A piada o fez pensar na situação real de Mitra, e o riso se desfez. Zombar era mais fácil que admitir sua verdadeira preocupação. O invasor sabia sobre Mitra. Deixara isso claro. Ele tomou um gole do seu café, ainda encostado no batente da janela.
— Me apaixonar por uma IA? — ela riu. — Claro que não. Você é o único para mim. Mitra é minha melhor amiga. Ela me escuta sem julgar. Diferente de você e da Fênix.
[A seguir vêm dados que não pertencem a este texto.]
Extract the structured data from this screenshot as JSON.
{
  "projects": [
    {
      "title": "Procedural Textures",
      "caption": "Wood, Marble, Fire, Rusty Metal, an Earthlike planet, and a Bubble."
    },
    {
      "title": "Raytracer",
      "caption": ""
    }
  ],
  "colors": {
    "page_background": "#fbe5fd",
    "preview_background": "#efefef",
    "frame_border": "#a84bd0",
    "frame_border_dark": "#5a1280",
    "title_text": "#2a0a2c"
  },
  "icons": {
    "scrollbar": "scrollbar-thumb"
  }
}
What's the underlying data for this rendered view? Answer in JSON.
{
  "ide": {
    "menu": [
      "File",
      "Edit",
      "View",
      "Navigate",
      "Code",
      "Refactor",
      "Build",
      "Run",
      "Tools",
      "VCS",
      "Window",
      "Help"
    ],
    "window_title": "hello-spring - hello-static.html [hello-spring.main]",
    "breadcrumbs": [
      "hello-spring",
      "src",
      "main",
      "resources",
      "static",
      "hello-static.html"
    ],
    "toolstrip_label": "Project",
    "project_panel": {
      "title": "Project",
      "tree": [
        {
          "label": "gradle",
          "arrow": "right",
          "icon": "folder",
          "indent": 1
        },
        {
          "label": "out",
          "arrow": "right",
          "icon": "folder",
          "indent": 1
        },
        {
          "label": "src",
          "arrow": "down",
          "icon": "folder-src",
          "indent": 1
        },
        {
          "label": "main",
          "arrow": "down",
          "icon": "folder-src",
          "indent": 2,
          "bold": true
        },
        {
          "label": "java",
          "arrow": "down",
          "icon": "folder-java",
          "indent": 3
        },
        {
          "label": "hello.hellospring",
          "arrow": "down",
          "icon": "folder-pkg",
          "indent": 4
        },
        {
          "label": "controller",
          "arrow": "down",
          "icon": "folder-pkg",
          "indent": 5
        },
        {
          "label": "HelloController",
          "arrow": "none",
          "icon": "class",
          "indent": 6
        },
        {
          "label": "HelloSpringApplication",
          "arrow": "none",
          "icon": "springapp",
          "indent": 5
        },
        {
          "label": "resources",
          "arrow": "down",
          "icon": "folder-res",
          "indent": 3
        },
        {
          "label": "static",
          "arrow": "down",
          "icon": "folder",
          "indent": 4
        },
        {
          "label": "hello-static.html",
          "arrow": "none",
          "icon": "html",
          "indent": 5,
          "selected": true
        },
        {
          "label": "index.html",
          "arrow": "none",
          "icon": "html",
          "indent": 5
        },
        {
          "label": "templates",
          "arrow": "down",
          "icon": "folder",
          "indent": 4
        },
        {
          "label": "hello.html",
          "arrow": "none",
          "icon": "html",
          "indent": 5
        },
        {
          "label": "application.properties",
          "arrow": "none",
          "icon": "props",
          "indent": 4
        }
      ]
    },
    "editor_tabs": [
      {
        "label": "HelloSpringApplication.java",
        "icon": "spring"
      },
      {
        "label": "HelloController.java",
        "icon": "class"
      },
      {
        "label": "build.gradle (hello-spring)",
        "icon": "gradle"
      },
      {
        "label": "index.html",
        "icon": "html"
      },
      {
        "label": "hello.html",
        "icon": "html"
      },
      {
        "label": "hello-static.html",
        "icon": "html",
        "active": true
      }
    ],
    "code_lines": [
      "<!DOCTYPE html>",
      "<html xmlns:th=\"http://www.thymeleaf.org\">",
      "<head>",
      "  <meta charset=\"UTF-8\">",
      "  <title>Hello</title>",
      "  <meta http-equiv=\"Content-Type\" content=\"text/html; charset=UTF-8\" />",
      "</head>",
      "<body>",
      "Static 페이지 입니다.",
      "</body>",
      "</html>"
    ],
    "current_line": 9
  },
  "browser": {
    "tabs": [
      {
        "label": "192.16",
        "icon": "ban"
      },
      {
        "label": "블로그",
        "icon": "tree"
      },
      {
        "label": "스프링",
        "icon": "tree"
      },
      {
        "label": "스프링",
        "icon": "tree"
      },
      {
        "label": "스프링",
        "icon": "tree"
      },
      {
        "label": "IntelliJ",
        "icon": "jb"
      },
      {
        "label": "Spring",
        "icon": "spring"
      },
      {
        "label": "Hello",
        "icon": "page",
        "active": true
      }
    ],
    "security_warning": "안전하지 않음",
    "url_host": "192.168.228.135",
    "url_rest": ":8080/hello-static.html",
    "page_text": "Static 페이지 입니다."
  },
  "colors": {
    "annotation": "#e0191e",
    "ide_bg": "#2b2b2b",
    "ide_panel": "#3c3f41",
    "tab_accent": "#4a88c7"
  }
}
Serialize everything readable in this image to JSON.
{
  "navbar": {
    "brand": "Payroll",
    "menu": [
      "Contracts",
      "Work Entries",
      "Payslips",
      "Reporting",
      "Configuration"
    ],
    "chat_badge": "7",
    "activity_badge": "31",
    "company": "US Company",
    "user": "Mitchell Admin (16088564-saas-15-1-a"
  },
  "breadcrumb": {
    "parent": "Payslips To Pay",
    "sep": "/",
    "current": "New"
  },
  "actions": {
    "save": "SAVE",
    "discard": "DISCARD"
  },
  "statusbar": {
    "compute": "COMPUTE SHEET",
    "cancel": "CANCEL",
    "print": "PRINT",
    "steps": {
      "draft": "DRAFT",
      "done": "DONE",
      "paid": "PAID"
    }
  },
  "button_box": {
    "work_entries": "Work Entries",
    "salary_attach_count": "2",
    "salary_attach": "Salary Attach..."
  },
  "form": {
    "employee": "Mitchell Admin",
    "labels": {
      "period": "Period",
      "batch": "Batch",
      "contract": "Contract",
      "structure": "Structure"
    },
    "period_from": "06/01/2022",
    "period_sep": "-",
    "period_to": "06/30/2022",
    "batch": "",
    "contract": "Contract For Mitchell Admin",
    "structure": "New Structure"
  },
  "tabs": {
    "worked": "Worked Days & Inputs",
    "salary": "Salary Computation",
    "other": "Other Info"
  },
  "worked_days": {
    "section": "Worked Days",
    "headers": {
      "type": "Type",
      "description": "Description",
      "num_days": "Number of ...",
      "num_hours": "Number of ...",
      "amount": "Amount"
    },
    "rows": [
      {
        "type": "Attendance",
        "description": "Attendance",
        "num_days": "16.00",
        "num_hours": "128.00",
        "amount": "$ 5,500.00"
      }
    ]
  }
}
— Sim, coitada. É a única que não consegue escapar de você.
— Com esse mau humor, vão achar que você levou um pé na bunda.
— Só estou com sono, peste! Me deixa em paz. Passei a noite toda rastreando invasores no sistema da Mitra e ainda tenho que coordenar essa operação. Não sou pago o suficiente pra isso!
A pequena agente coreana fez uma careta que ele não tinha como ver.
— Não preciso de você aqui. Estamos nessa porque ela caiu e você não deu conta. Culpe quem a derrubou.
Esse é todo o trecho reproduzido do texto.